Additive energy, uncertainty principle and signal recovery mechanisms
K. Aldahleh, A. Iosevich, J. Iosevich, J. Jaimangal, A. Mayeli, S. Pack
TL;DR
The paper develops an additive-energy framework to sharpen the classical Fourier-uncertainty-based recovery of signals from incomplete frequency data on finite abelian groups. By introducing the additive energy $\Lambda(A)$ and proving an additive-energy uncertainty principle, it yields improved recovery conditions over the Donoho–Stark bound, expressed in terms of $|E|$, $|S|$, and energy quantities of the supports. It then leverages these combinatorial-energy bounds to establish two actionable recovery results via $L^1$ and $L^2$ minimization: precise thresholds guaranteeing exact recovery from partial Fourier information when the missing-frequency set has controlled additive energy. The results connect additive combinatorics with practical signal reconstruction, offering sharper criteria and broadening the toolkit for exact recovery under partial data on $\mathbb{Z}_N^d$.
Abstract
Given a signal $f:G\to\mathbb{C}$, where $G$ is a finite abelian group, under what reasonable assumptions can we guarantee the exact recovery of $f$ from a proper subset of its Fourier coefficients? In 1989, Donoho and Stark established a result \cite{DS89} using the classical uncertainty principle, which states that $|\text{supp}(f)|\cdot|\text{supp}(\hat{f})|\geq |G|$ for any nonzero signal $f$. Another result, first proven by Santose and Symes \cite{SS86}, was based on the Logan phenomenon \cite{L65}. In particular, the result showcases how the $L^1$ and $L^2$ minimizing signals with matching Fourier frequencies often recovers the original signal.

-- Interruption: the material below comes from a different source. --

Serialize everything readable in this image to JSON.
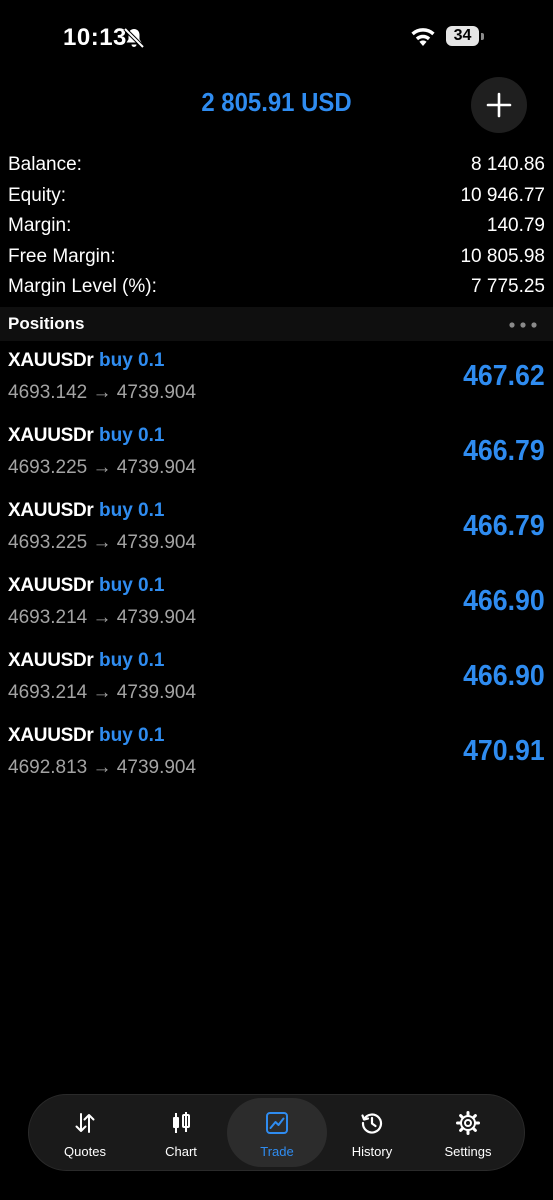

The purpose of this paper is to relate these recovery mechanisms to additive energy, a combinatorial measure denoted and defined by $$Λ(A)=\left| \left\{ (x_1, x_2, x_3, x_4) \in A^4 \mid x_1 + x_2 = x_3 + x_4 \right\} \right|,$$ where $A\subset\mathbb{Z}_N^d$. In the first part of this paper, we use combinatorial techniques to establish an improved variety of the uncertainty principle in terms of additive energy. In a similar fashion as the Donoho-Stark argument, we use this principle to establish an often stronger recovery condition. In the latter half of the paper, we invoke these combinatorial methods to demonstrate two $L^p$ minimizing recovery results.